Public perception of LGBTQ rights gets it all wrong: survey
While public support for the rights of LGBTQ people has greatly increased over time, public perception of LGBTQ rights is still largely incorrect, according to a survey done by Reuters/Ipsos.
That is, almost half of all Americans believe that LGBTQ people are protected from discrimination based on sexual orientation via federal law.
This highlights the importance of the passage of the Equality Act passed last month at the Democratic-controlled US House of Representatives.
This legislation would codify anti-discrimination protections for LGBTQ people into federal law.
Public perception of LGBTQ rights: By the numbers
The poll for Reuters/Ipsos was conducted by the Williams Institute at the University of California at Los Angeles and was released during New York’s celebration of the 50th anniversary of the Stonewall Inn riots.
These spontaneous protests later pushed the rise of the worldwide movement for LGBTQ equality.
The poll noted that 45 percent of respondents believe that anti-discrimination protections at the federal level already exist for LGBTQ people.
Of this number, 40 percent are aged 18-34 and 57 percent are registered Republicans. Twenty three percent said they were not protected at the federal level.
Likewise, one out of three knew that transgender people were not protected from gender identity discrimination under federal law.
The rest said they didn’t know, or they believed that transgender people already have federal protection.
Public perception of LGBTQ rights in areas
Most Americans also don’t think that religious objections should be a reason to deny service to an LGBTQ person in business (57 percent), healthcare (64 percent, or employment (62 percent).

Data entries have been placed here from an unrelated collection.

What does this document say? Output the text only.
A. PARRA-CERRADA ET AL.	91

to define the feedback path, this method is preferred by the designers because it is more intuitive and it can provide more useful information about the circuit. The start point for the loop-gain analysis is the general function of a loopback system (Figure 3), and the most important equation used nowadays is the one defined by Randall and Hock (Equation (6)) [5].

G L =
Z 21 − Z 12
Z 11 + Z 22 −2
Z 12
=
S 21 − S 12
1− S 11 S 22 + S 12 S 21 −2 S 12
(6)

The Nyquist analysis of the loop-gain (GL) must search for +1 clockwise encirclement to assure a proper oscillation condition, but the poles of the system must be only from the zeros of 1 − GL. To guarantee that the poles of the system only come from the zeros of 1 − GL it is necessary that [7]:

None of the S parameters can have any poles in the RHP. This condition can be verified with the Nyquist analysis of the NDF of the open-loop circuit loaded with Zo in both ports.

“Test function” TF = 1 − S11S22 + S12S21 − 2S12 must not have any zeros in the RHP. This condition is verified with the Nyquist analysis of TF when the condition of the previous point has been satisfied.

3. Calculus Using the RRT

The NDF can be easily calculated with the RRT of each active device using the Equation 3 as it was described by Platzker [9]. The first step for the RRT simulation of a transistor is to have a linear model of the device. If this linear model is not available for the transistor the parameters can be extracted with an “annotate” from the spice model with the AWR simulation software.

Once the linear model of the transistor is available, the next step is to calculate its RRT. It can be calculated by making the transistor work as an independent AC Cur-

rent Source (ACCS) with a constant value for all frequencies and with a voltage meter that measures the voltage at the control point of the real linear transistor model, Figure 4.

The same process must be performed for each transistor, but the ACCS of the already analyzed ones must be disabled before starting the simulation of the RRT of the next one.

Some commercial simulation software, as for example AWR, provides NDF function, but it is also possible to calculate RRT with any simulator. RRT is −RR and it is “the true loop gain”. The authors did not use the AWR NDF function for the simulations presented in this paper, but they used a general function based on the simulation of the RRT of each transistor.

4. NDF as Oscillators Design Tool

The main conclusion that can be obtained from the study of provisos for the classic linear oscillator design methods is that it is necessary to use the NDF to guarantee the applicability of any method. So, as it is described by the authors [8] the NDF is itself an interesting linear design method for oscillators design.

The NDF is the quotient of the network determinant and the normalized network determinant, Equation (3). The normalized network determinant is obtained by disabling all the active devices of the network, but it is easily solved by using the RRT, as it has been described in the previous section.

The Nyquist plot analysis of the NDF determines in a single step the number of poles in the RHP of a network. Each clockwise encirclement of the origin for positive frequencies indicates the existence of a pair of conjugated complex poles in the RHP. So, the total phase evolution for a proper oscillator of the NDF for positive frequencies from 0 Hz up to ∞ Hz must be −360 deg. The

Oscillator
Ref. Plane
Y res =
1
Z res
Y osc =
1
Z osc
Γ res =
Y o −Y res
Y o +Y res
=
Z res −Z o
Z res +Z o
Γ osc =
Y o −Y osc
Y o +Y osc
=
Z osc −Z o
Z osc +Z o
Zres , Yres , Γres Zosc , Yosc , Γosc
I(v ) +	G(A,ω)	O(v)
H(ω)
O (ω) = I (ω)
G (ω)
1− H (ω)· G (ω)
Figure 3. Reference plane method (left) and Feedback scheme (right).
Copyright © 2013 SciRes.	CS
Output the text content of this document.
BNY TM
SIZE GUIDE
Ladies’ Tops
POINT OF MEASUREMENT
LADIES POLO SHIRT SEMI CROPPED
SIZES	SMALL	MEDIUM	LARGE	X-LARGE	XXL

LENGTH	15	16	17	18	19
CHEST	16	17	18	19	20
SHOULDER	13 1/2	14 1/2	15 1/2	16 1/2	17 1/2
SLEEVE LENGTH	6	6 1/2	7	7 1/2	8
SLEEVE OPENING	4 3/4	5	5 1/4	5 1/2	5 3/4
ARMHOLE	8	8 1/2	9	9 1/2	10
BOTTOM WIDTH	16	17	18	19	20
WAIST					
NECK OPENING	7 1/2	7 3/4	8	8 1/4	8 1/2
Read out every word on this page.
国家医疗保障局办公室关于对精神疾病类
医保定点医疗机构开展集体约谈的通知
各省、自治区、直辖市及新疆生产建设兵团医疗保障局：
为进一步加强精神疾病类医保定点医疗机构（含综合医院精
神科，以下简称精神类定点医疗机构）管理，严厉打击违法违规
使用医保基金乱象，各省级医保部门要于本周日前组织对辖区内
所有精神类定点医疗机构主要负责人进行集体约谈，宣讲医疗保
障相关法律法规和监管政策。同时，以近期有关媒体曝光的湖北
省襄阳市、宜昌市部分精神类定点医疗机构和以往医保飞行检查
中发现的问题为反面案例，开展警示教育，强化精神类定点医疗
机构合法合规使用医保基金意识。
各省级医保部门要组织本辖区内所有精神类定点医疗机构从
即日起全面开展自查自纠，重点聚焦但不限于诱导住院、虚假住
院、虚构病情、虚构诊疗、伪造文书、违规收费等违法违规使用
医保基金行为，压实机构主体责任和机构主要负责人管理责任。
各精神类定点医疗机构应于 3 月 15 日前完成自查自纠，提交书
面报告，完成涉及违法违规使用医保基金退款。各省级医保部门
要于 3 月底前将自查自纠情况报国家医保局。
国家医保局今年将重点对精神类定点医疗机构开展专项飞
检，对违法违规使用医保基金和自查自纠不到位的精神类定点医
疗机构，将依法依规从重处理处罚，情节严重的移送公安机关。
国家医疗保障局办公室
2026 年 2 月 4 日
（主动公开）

However, only 20 percent said the LGBTQ people are treated “about the same” in the US military, whereas 43 percent said they’re treated worse.
Furthermore, 43 percent of Americans believe LGBTQ people are treated “about the same” as people who don’t identify as LGBTQ in getting healthcare from doctors and hospitals.
Seventeen percent said they are treated worse, and about one in three said they don’t know.
The poll for Reuters/Ipsos was conducted online from May 29-30 and June 5-6 throughout the US among 2,237 adults.
Reaction to public perception of LGBTQ rights
Proponents of the Equality Act have said that this disconnect between public perception and actual protection shows a need to create support for the legislation.
This is significant, especially as the Republican-controlled Senate and the Trump administration have aired their position to oppose the bill on because they “undermine parental and conscience rights.”
“We’re working so very hard to set a ground game about the Equality Act so that people understand that their common perception is mostly wrong,” warned Stacey Long Simmons, director of advocacy and action at the National LGBTQ Task Force.
Meanwhile, Charlotte Clymer, Human Rights Campaign’s press secretary for rapid response, said that discrimination against the LGBTQ people is “flying under the radar for most Americans.”
“When you talk to people across the country, regardless of where they stand on LGBTQ equality, so many don’t know that in 30 states LGBTQ people are still at are risk of being fired solely because of their gender identity or sexual orientation,” Clymer said.